Sholehuddin menilai, chat yang berisi janjian ketemu di hotel pun tidak bisa menjadi alat bukti. “Alat petunjuk pun bukan. Misalnya, chat janjian di hotel. Jangankan hanya chat janjian. Kita diketahui masuk ke hotel, tidak bisa kita disangka atau didakwa dengan Pasal 284. Kenapa hukum pidana itu seperti itu? Karena dimungkinkan. Orang berlain jenis masuk ke hotel, siapa tahu laki-lakinya impotent. Gak ada yang tahu. Laki-laki impotent. Atau siapa tahu laki-lakinya masih punya rasa takut kepada Tuhannya. Dia hanya cium-ciuman. Hanya peluk-pelukan. Tapi dia takut Agamanya, oke lah. Dia bisa menahan. Takut. Tapi sekedar mencium apa bisa dijerat Pasal 284 kalau mencium? Tidak bisa,” katanya lagi.

Sholehuddin kembali menegaskan, bahwa penerapan Pasal 284 KUHP harus dibuktikan dengan cermat. “Misalkan bukti dengan adanya sperma. Kalau gak ada alat bukti itu, ya berarti tidak cukup bukti. Karena penerapan pasal itu harus hati-hati tidak boleh sembarangan. Semua tergantung majelis hakim yang mulia. Saya pokoknya sudah sampaikan. Tidak bisa menggunakan alat bukti keterangan saksi. Karena saksi itu harus melihat, mendengar, dan mengalami sendiri.
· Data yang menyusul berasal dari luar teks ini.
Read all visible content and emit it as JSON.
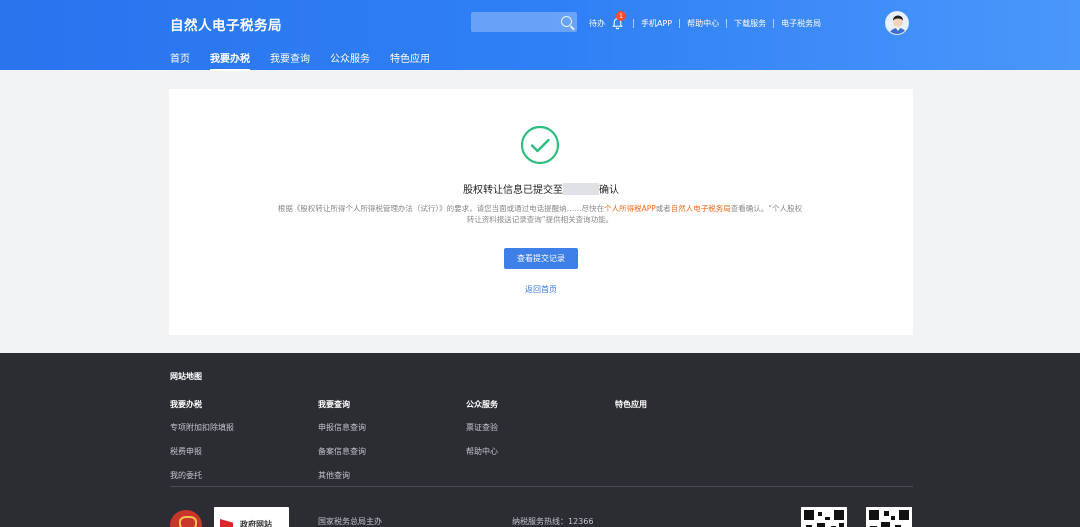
{
  "header": {
    "brand": "自然人电子税务局",
    "search_placeholder": "",
    "links": [
      "待办",
      "手机APP",
      "帮助中心",
      "下载服务",
      "电子税务局"
    ],
    "notification_count": "1",
    "accent": "#2f7ff5"
  },
  "nav": {
    "tabs": [
      {
        "label": "首页",
        "active": false
      },
      {
        "label": "我要办税",
        "active": true
      },
      {
        "label": "我要查询",
        "active": false
      },
      {
        "label": "公众服务",
        "active": false
      },
      {
        "label": "特色应用",
        "active": false
      }
    ]
  },
  "result": {
    "icon": "check-circle-icon",
    "title_prefix": "股权转让信息已提交至",
    "title_suffix": "确认",
    "desc_part1": "根据《股权转让所得个人所得税管理办法（试行）》的要求，请您当面或通过电话提醒纳",
    "desc_masked": "……",
    "desc_part2": "尽快在",
    "desc_link1": "个人所得税APP",
    "desc_part3": "或者",
    "desc_link2": "自然人电子税务局",
    "desc_part4": "查看确认。“个人股权转让资料报送记录查询”提供相关查询功能。",
    "primary_button": "查看提交记录",
    "back_link": "返回首页",
    "highlight_color": "#f36b1c"
  },
  "footer": {
    "sitemap_title": "网站地图",
    "columns": [
      {
        "heading": "我要办税",
        "items": [
          "专项附加扣除填报",
          "税费申报",
          "我的委托"
        ]
      },
      {
        "heading": "我要查询",
        "items": [
          "申报信息查询",
          "备案信息查询",
          "其他查询"
        ]
      },
      {
        "heading": "公众服务",
        "items": [
          "票证查验",
          "帮助中心"
        ]
      },
      {
        "heading": "特色应用",
        "items": []
      }
    ],
    "logo_text": "政府网站",
    "host": "国家税务总局主办",
    "hotline": "纳税服务热线：12366"
  }
}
Nah misalnya ketika didobrak pintunya, dia masih begini (berhubungan), itu bisa dijadikan saksi. Kalau didobrak hanya duduk berduaan ya tidak bisa. Tidak bisa dijadikan saksi dengan Pasal 284,” paparnya.

Sedangkan dengan tuntutan yang dibacakan oleh Oditur Militer tersebut, kuasa hukum terdakwa, Letda Fery Junaidi Wijaya SH., MH., mengaku kecewa. Ia mengatakan, bahwa Oditur Militer telah mengabaikan fakta-fakta di persidangan. Fery menyatakan bahwa di persidangan terungkap jika tidak adanya bukti atas peristiwa perzinahan, seperti yang tercantum dalam Pasal 284 KUHP. “Begitu juga tidak ada saksi yang melihat terdakwa melakukan perzinahan, seperti yang dituduhkan,” ungkap Letda Fery.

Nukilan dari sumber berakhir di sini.